Dans l’enclave de Vitshumbi, à 120 Km au Nord de Goma, la pêche ne mobilise plus. Le poisson est devenu une denrée rare. Pourtant, la pêche est l’unique ressource de la population de cette enclave côtière du lac Edouard, dans le parc de Virunga. Le taux de malnutrition y est aussi à la hausse.
Ce mardi 25 juillet. Il est 16h30 à Vitshumbi, à la côte Ouest du lac Edouard, en province du Nord-Kivu. Des dizaines de pirogues sont en ancrage sur le lac. Le ciel vire à l’orage. Au loin, pointent quelques trois petites formes. Au fur et à mesure que les secondes passent, elles grandissent. Ce sont des pirogues.
Elles se fraient un chemin parmi celles qui sont stationnées. « Cette vitesse avec laquelle elles avancent veut dire qu’elles n’ont pas une grande charge. Pourtant, cela fait cinq jours qu’ils sont partis », explique un capitaine d’une pirogue, qui attend impatiemment ces amis revenir des zones de pêche.

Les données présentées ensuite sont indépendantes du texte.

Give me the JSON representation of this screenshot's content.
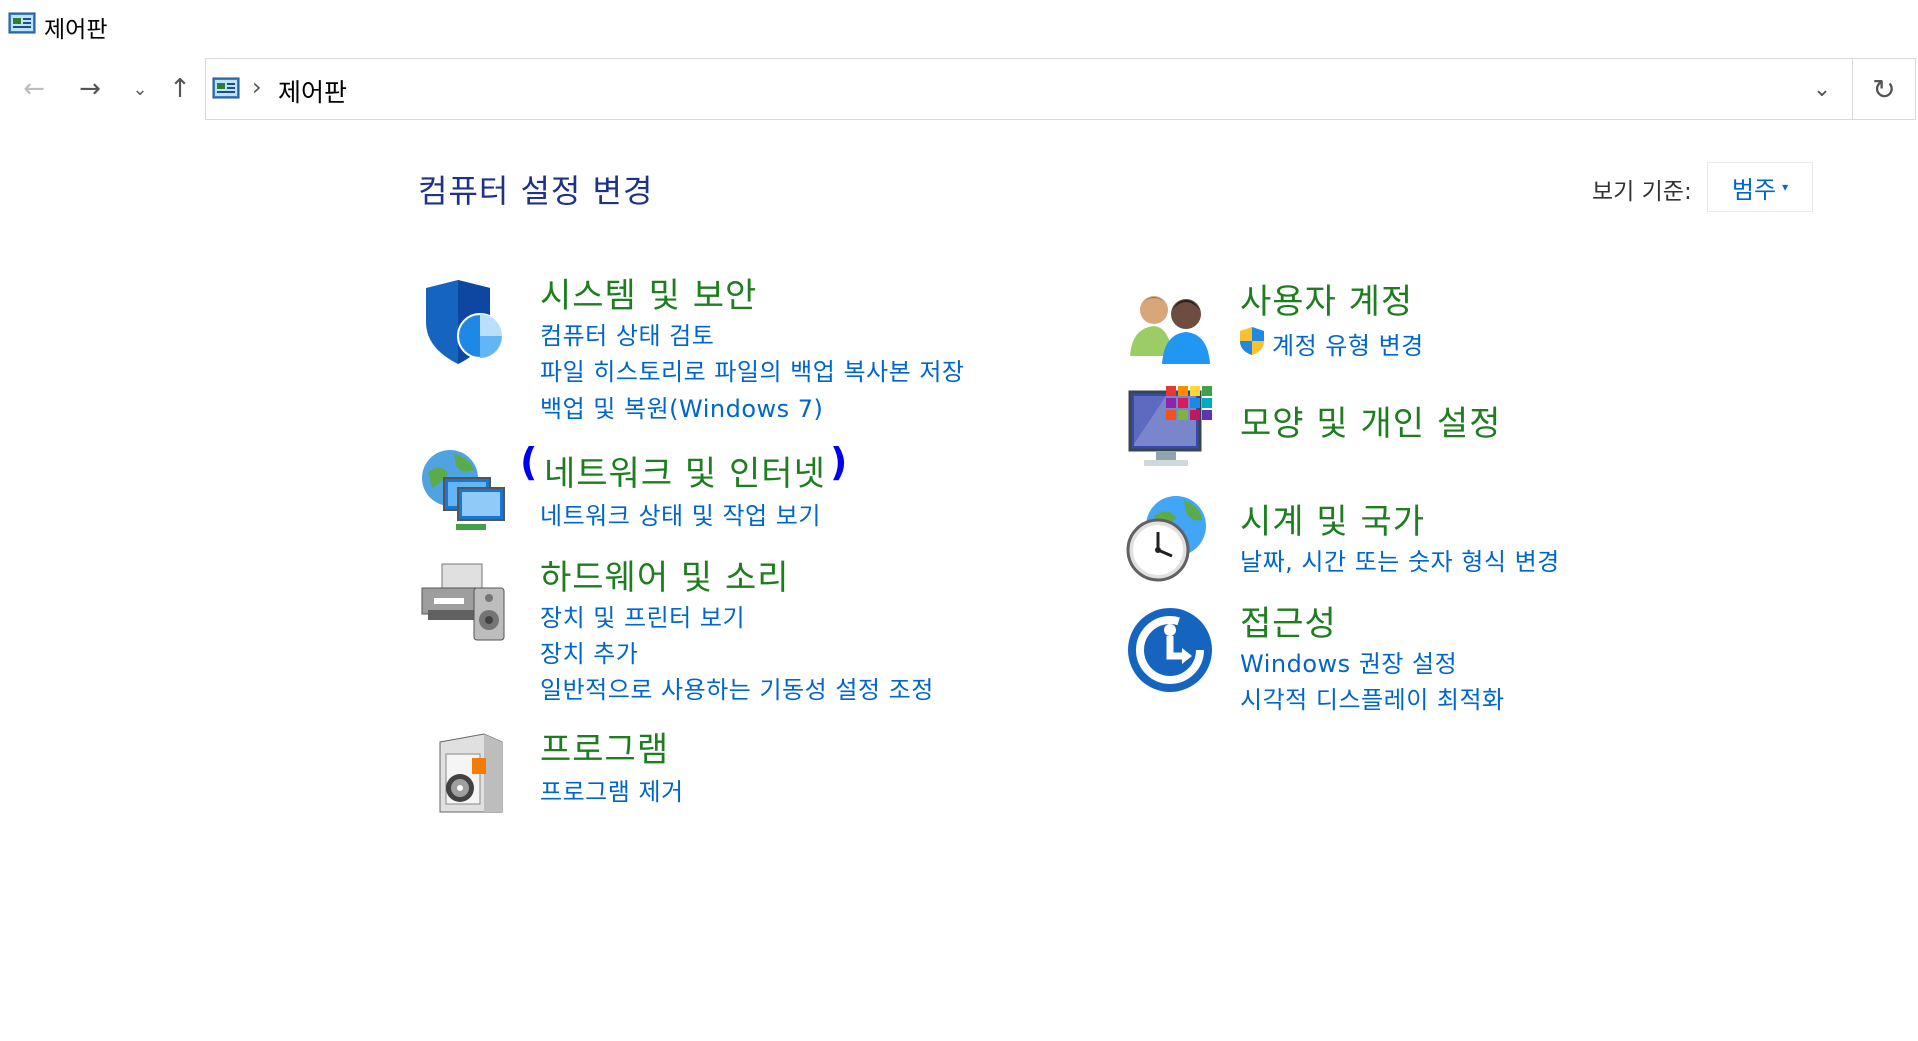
{
  "window": {
    "title": "제어판"
  },
  "nav": {
    "back_icon": "←",
    "forward_icon": "→",
    "recent_icon": "⌄",
    "up_icon": "↑",
    "address_separator": "›",
    "address_text": "제어판",
    "dropdown_icon": "⌄",
    "refresh_icon": "↻"
  },
  "main": {
    "page_title": "컴퓨터 설정 변경",
    "view_by_label": "보기 기준:",
    "view_by_value": "범주",
    "view_by_caret": "▾"
  },
  "categories": {
    "system_security": {
      "title": "시스템 및 보안",
      "links": [
        "컴퓨터 상태 검토",
        "파일 히스토리로 파일의 백업 복사본 저장",
        "백업 및 복원(Windows 7)"
      ]
    },
    "network": {
      "title": "네트워크 및 인터넷",
      "paren_open": "(",
      "paren_close": ")",
      "links": [
        "네트워크 상태 및 작업 보기"
      ]
    },
    "hardware": {
      "title": "하드웨어 및 소리",
      "links": [
        "장치 및 프린터 보기",
        "장치 추가",
        "일반적으로 사용하는 기동성 설정 조정"
      ]
    },
    "programs": {
      "title": "프로그램",
      "links": [
        "프로그램 제거"
      ]
    },
    "user_accounts": {
      "title": "사용자 계정",
      "links": [
        "계정 유형 변경"
      ]
    },
    "appearance": {
      "title": "모양 및 개인 설정",
      "links": []
    },
    "clock_region": {
      "title": "시계 및 국가",
      "links": [
        "날짜, 시간 또는 숫자 형식 변경"
      ]
    },
    "ease_of_access": {
      "title": "접근성",
      "links": [
        "Windows 권장 설정",
        "시각적 디스플레이 최적화"
      ]
    }
  },
  "colors": {
    "category_title": "#1e7d1e",
    "link": "#0066cc",
    "page_title": "#1e3287"
  }
}
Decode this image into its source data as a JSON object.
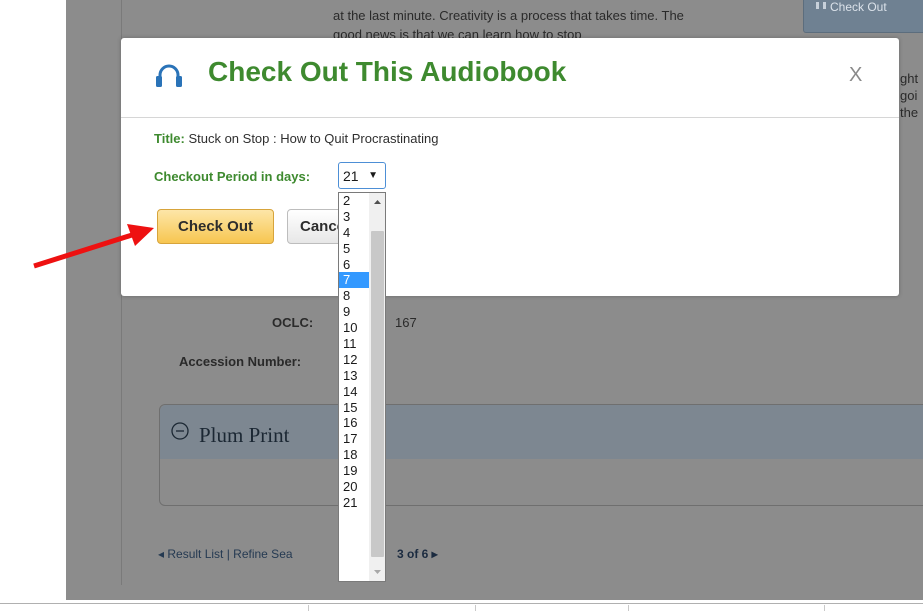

A leur arrivée, chaque pirogue a à son bord une dizaine de poissons. Les pêcheurs ont des visages renfrognés. Pas contents de leurs prises. Ils débarquent les filets, les casseroles et les braséros qui leurs servent d’outils de cuisson. « Le lac est vide de poissons ! », lance un autre capitaine de pirogue. Cette lamentation revient sur toutes les lèvres des pêcheurs de cette contrée. Pourtant, il y a encore plus de dix ans le lac Edouard était classé parmi des lacs les plus poissonneux de l’Afrique.
Ici à Vitshumbi, plusieurs pirogues ne sont plus motorisées suite à la baisse de la production. Des pécheurs ont déjà opté pour le système de campement au lac. Une pirogue sans moteur peut faire plus d’un mois sur les eaux du lac et ses petites captures sont évacuées par une autre pirogue qui approvisionne par la suite des pêcheurs en farine de manioc et autres biens de premières nécessités. Ces pirogues sont appelées « Mumbekaye »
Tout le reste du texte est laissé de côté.